Es fehlt der Rahmen für Gespräche
"Es ist offensichtlich, dass überhaupt keiner wirklich die Bedingungen schafft, um zu reden", beklagt der Grünen-Politiker Tom Koenigs, früherer UN-Sondergesandter in Afghanistan. "Das wichtigste wäre doch ein Beschluss des UN-Sicherheitsrats, der alle autorisiert und beauftragt zu verhandeln." Diese Gespräche, schlägt Koenigs vor, könnten zunächst zwischen den Staaten der Region beginnen.
Immer wieder hat die internationale Gemeinschaft versucht, die Nachbarstaaten, allen voran Pakistan, zur Nicht-Einmischung in Afghanistan zu verpflichten.
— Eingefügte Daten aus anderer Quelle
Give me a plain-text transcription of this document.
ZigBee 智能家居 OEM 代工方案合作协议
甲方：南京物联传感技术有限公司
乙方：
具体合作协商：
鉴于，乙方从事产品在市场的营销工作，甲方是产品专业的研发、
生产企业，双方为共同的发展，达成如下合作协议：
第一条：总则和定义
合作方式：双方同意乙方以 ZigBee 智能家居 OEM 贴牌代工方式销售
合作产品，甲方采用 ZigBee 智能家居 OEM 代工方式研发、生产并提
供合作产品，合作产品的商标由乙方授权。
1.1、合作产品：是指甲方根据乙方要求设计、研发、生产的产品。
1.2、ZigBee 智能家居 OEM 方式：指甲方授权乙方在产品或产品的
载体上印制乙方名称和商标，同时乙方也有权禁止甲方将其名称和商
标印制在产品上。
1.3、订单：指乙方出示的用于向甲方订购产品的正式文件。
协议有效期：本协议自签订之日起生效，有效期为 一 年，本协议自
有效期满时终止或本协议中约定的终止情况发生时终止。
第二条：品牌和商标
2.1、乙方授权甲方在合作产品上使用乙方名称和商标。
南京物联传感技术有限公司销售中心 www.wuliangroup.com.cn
Ein Teil der militanten Gruppen hat seine Operationsbasis in Pakistan und wird vom dortigen Geheimdienst unterstützt.
Ob an der internationalen Bonner Afghanistan-Konferenz am 5. Dezember auch Vertreter der Taliban teilnehmen werden, wisse er nicht, sagt der deutsche Afghanistan-Beauftragte Michael Steiner. Die Afghanen würden definitiv nur mit einer Delegation anreisen, und zwar - so ist es verabredet - mit einer möglichst repräsentativen. "Wer am Ende dabei ist, ist alleine die Entscheidung der afghanischen Regierung."